Atração mais impactante da noite, o pianista e compositor pernambucano Amaro Freitas demonstrou mais uma vez – à frente de seu poderoso trio, com o baixista Jean Elton e o baterista Hugo Medeiros – porque é festejado como a grande revelação do jazz em nosso país, nos últimos anos. Amaro não se repete: a cada nova apresentação revela uma disposição maior ainda por experimentar novos caminhos e estruturas musicais, em seus improvisos e composições, desprezando clichês. Amaro é um daqueles músicos que podem se apresentar com sucesso em qualquer festival do gênero no mundo.

Conhecido como líder da banda Nhocuné Soul, a qual lidera há mais de duas décadas, Renato Gama abriu mais uma vertente em sua obra, dois anos atrás. Com uma formação instrumental incomum (que inclui fagote e violoncelo ao lado de flauta e sax alto), a Orquestra Profunda de Delicadeza empresta sua sofisticada sonoridade a poemas musicados de escritoras negras.

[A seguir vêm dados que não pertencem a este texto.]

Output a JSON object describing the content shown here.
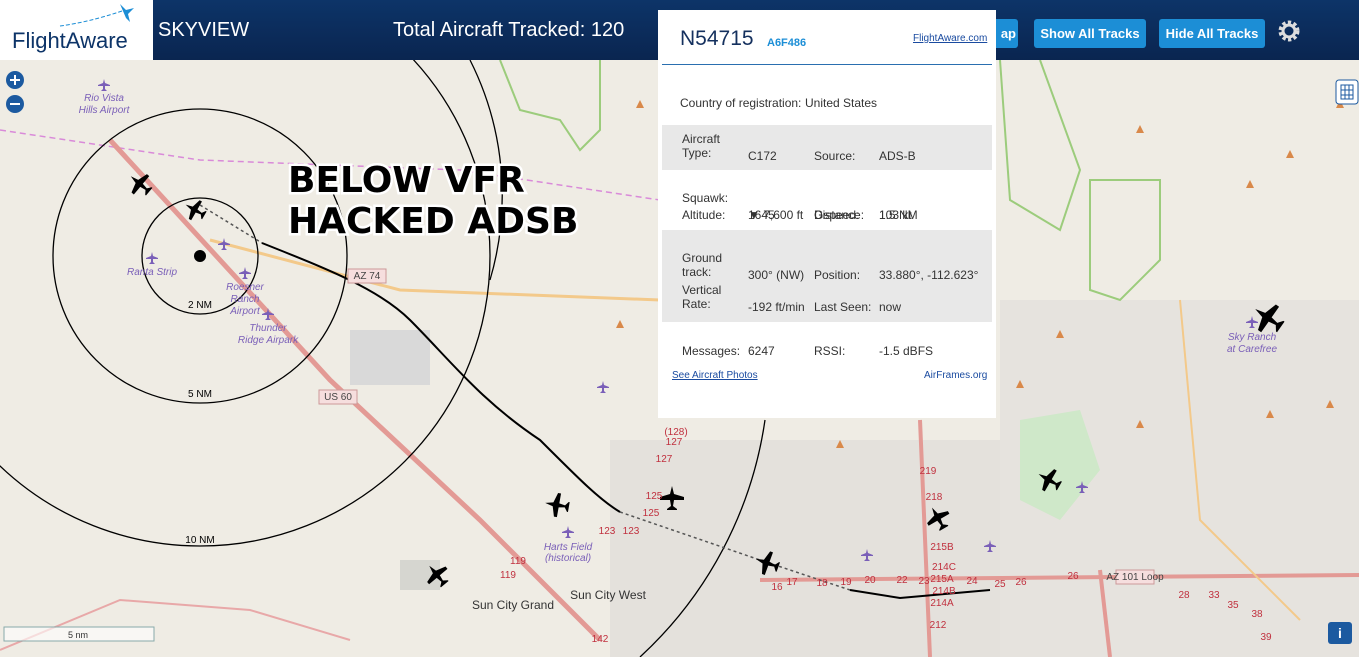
{
  "header": {
    "logo": "FlightAware",
    "title": "SKYVIEW",
    "tracked": "Total Aircraft Tracked: 120"
  },
  "buttons": [
    "ap",
    "Show All Tracks",
    "Hide All Tracks"
  ],
  "popup": {
    "ident": "N54715",
    "hex": "A6F486",
    "site_link": "FlightAware.com",
    "country_label": "Country of registration:",
    "country": "United States",
    "rows": [
      [
        "Aircraft Type:",
        "C172",
        "Source:",
        "ADS-B"
      ],
      [
        "Squawk:",
        "1645",
        "Gspeed:",
        "103 kt"
      ],
      [
        "Altitude:",
        "▼ 7,600 ft",
        "Distance:",
        "1.5 NM"
      ],
      [
        "Ground track:",
        "300° (NW)",
        "Position:",
        "33.880°, -112.623°"
      ],
      [
        "Vertical Rate:",
        "-192 ft/min",
        "Last Seen:",
        "now"
      ],
      [
        "Messages:",
        "6247",
        "RSSI:",
        "-1.5 dBFS"
      ]
    ],
    "photos_link": "See Aircraft Photos",
    "airframes_link": "AirFrames.org"
  },
  "map": {
    "annotation": [
      "BELOW VFR",
      "HACKED ADSB"
    ],
    "rings": [
      "2 NM",
      "5 NM",
      "10 NM"
    ],
    "labels": [
      "Rio Vista",
      "Hills Airport",
      "Ranta Strip",
      "Roesner",
      "Ranch",
      "Airport",
      "Thunder",
      "Ridge Airpark",
      "AZ 74",
      "US 60",
      "Harts Field",
      "(historical)",
      "Sun City Grand",
      "Sun City West",
      "Sky Ranch",
      "at Carefree",
      "AZ 101 Loop"
    ],
    "route_numbers": [
      "(128)",
      "127",
      "127",
      "125",
      "125",
      "123",
      "123",
      "119",
      "119",
      "142",
      "219",
      "218",
      "215B",
      "214C",
      "215A",
      "214B",
      "214A",
      "212",
      "16",
      "17",
      "18",
      "19",
      "20",
      "22",
      "23",
      "24",
      "25",
      "26",
      "26",
      "28",
      "33",
      "35",
      "38",
      "39"
    ],
    "scale": "5 nm",
    "info": "i"
  }
}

Renato também preparou uma boa surpresa: numa sacada típica de festival de jazz, convidou Amaro Freitas para uma “canja” com integrantes de sua compacta orquestra.

Naruna Costa, Naloana Lima e Martinha Soares, as cantadeiras urbanas do grupo Clarianas (que também são instrumentistas), abriram a noite com um envolvente repertório de cantorias populares que abordam o cotidiano das periferias de nosso país. Não à toa cantam e tocam descalças.

Com um programa original, que inscreve o jazz e a música instrumental dentro da ampla diversidade da música brasileira de ascendência negra, o Preta Jazz Festival estreou bem. Tomara que retorne em 2020.